Personal information
- Full name: Rwenzmel M. Taguibolos
- Nickname: Peng
- Nationality: Filipino
- Born: October 16, 2001 (age 24) Concepcion, Tarlac, Philippines
- Hometown: Capas, Tarlac
- Height: 195 cm (6 ft 5 in)
- Weight: 84 kg (185 lb)
- College / University: National University

Volleyball information
- Position: Middle blocker

Career
| Years | Teams |
| 2021 | VNS Manileño Spikers |

National team
| 2023– | Philippines |

Honours
Men's volleyball
Representing Philippines
SEA Games
| Bronze medal – third place | 2025 Thailand | Team |
SEA V.League
| Bronze medal – third place | 2024 Manila | Team |
| Bronze medal – third place | 2024 Yogyakarta | Team |

= Peng Taguibolos =

Filipino volleyball player

Rwenzmel "Peng" M. Taguibolos (born October 16, 2001) is a Filipino volleyball player who plays for the NU Bulldogs of the University Athletic Association of the Philippines (UAAP).

==Early life==
Rwenzmel "Peng" M. Taguibolos was born in Concepcion, Tarlac on October 16, 2001. Hailing from Capas, Taguibolos moved to Manila upon the convincing of his maternal grandfather Ambo.

==Career==
===High school===
Taguibolos played for the Arellano Braves at the junior division of the National Collegiate Athletic Association (NCAA).

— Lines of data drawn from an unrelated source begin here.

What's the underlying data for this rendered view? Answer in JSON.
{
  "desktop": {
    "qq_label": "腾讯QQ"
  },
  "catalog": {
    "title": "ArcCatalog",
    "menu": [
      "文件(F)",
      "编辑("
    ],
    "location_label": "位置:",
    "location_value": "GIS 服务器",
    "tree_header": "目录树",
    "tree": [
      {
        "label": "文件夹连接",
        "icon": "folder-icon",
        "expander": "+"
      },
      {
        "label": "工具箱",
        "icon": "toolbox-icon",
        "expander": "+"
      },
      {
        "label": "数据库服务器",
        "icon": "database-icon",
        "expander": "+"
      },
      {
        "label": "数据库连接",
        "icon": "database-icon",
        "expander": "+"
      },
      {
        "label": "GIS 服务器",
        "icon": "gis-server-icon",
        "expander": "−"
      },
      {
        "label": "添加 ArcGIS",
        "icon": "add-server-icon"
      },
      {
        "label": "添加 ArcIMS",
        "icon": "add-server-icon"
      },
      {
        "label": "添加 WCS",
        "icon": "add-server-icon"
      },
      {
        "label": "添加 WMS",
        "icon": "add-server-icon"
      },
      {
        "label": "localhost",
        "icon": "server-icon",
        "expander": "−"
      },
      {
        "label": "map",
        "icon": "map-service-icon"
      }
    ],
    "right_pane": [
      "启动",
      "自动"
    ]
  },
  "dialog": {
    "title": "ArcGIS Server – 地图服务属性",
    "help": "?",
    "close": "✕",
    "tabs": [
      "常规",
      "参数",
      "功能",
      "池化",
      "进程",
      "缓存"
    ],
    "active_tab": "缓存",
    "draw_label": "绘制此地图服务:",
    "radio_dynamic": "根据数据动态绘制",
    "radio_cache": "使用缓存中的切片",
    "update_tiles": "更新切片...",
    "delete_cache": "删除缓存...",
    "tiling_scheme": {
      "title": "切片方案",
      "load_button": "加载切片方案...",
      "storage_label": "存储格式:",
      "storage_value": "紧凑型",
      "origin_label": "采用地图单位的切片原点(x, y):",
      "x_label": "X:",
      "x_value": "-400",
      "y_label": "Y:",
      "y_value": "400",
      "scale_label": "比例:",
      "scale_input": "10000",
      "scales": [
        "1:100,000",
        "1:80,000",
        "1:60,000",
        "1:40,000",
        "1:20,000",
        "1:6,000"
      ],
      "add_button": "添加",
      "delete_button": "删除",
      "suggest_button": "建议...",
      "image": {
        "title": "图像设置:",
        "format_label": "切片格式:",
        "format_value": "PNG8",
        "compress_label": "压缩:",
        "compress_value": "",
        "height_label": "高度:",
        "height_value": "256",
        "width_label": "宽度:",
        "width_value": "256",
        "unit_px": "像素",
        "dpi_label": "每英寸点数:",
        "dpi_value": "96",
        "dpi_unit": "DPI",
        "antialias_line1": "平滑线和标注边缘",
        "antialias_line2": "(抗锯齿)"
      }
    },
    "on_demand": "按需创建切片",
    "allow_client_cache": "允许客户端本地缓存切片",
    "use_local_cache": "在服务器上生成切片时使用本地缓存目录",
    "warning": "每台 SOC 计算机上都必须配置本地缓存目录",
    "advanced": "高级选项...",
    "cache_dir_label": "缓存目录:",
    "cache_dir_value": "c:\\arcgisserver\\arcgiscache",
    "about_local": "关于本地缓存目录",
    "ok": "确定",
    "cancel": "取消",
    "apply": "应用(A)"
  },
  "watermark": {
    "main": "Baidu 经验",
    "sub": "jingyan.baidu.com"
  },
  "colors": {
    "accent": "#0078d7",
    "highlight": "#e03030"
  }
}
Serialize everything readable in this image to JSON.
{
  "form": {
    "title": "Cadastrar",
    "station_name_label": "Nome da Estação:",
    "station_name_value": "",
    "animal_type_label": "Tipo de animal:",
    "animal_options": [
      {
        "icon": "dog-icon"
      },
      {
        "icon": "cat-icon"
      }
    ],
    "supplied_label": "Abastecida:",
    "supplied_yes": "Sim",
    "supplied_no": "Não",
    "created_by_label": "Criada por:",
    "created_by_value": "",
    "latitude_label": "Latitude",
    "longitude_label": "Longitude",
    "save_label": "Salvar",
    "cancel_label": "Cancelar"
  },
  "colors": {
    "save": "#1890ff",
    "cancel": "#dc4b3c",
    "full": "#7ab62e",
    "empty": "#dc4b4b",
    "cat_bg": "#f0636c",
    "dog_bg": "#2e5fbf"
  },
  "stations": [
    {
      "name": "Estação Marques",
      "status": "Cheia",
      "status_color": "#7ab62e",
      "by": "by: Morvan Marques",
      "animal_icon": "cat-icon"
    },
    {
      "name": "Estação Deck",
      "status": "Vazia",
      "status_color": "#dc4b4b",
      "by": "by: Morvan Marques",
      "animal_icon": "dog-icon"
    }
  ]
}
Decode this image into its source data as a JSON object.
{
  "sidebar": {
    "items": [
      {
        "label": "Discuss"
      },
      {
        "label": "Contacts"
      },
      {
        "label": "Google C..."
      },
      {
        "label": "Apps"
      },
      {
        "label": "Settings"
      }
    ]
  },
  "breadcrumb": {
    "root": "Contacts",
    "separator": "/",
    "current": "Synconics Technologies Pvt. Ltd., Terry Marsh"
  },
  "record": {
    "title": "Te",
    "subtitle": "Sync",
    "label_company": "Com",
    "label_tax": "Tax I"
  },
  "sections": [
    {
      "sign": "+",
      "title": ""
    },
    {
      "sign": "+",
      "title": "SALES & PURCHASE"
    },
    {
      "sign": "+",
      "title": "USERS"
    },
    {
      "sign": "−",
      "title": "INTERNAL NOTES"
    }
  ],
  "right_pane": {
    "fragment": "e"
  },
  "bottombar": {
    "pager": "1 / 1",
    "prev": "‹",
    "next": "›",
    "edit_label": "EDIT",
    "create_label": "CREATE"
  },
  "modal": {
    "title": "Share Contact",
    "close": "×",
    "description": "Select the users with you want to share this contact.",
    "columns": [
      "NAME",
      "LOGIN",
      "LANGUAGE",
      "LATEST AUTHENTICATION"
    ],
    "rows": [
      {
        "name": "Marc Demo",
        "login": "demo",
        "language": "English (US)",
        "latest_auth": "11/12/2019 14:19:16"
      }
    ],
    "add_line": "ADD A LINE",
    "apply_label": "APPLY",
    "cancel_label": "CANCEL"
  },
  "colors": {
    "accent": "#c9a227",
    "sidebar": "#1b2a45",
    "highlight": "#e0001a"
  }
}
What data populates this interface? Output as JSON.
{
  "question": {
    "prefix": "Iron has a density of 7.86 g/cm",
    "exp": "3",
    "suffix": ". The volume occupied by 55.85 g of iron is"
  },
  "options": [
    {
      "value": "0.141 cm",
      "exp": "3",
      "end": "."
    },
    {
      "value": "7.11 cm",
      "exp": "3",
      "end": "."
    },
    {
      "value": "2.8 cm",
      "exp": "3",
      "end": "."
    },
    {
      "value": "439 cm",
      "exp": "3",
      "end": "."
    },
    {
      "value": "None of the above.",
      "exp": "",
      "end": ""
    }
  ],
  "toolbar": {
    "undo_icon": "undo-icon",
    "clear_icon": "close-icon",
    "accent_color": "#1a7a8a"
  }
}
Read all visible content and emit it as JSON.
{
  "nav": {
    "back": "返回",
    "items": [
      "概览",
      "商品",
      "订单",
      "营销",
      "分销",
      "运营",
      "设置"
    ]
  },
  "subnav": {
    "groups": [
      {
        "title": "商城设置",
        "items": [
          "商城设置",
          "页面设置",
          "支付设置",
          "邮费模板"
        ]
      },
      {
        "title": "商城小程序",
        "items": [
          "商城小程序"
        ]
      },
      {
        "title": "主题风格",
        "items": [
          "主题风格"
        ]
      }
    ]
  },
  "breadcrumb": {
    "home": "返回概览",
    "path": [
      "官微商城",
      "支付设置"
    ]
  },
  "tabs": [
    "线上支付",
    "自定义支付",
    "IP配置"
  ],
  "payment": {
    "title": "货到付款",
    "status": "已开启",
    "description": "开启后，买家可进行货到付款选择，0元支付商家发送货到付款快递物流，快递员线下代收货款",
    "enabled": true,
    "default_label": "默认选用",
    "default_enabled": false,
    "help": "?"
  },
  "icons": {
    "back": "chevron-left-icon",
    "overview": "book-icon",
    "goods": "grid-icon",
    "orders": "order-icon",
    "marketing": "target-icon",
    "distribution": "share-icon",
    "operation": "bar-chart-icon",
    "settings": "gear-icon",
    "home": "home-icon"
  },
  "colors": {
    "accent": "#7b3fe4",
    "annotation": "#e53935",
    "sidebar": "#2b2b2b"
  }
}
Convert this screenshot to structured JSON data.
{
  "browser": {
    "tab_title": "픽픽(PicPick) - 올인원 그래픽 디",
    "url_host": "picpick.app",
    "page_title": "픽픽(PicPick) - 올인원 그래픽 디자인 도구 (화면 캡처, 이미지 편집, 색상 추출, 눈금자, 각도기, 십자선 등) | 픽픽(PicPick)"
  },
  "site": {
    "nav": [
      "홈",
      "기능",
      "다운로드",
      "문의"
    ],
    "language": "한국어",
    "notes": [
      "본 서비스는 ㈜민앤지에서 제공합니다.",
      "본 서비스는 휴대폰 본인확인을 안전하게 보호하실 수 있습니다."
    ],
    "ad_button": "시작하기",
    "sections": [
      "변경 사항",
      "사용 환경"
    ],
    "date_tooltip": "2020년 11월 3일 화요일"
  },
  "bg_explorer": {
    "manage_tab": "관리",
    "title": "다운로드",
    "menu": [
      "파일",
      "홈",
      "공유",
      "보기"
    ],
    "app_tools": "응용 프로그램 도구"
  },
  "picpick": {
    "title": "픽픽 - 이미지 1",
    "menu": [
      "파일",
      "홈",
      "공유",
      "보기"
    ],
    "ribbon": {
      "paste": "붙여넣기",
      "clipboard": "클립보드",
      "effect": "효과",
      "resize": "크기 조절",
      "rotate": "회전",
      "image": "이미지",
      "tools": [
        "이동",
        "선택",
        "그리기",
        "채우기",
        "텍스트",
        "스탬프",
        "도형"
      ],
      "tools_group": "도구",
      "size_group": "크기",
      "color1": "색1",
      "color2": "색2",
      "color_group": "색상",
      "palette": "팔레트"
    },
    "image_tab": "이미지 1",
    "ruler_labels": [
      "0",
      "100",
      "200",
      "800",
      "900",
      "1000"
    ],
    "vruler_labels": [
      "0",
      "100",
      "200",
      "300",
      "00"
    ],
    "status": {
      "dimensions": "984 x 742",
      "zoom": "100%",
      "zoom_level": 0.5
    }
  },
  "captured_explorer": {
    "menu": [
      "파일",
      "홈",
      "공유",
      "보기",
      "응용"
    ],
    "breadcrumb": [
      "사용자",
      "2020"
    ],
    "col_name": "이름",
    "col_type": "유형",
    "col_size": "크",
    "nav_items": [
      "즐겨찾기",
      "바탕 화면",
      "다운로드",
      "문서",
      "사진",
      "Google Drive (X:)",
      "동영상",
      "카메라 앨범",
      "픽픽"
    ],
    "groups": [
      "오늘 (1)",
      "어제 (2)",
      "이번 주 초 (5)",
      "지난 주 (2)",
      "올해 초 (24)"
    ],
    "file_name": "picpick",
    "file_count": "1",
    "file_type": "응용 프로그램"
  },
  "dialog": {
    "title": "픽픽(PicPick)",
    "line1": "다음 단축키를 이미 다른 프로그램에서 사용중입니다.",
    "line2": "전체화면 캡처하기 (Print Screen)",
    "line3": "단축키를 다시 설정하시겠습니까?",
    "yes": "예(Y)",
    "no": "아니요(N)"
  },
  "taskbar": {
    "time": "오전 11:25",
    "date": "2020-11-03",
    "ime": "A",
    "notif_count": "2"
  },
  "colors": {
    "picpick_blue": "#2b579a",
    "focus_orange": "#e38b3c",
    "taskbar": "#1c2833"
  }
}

He initially joined the basketball team as a center before also becoming part of the volleyball team in his senior year.

===College===
The COVID-19 pandemic caused a disruption leading him to focus on volleyball after he was convinced by NU Bulldogs coach Dante Alinsunurin. He first joined the Bulldogs at the 2023 Spikers' Turf Open Conference. He made his University Athletic Association of the Philippines (UAAP) debut in Season 86 in 2024. He has helped the team win two UAAP titles.

===Club===
Taguibolos played for the VNS Griffins in the 2021 PNVF Champions League where he was named Second Best Middle Blocker.

===National team===
Taguibolos has played for the Philippines national team. He debuted for the team at the 2023 SEA Games. He won two bronze medals at the 2024 SEA Men's V.League, He was part of the final squad of the Philippines for the 2025 FIVB Men's Volleyball World Championship which the country hosted. He helped his team won a bronze at the 2025 SEA Games in Thailand.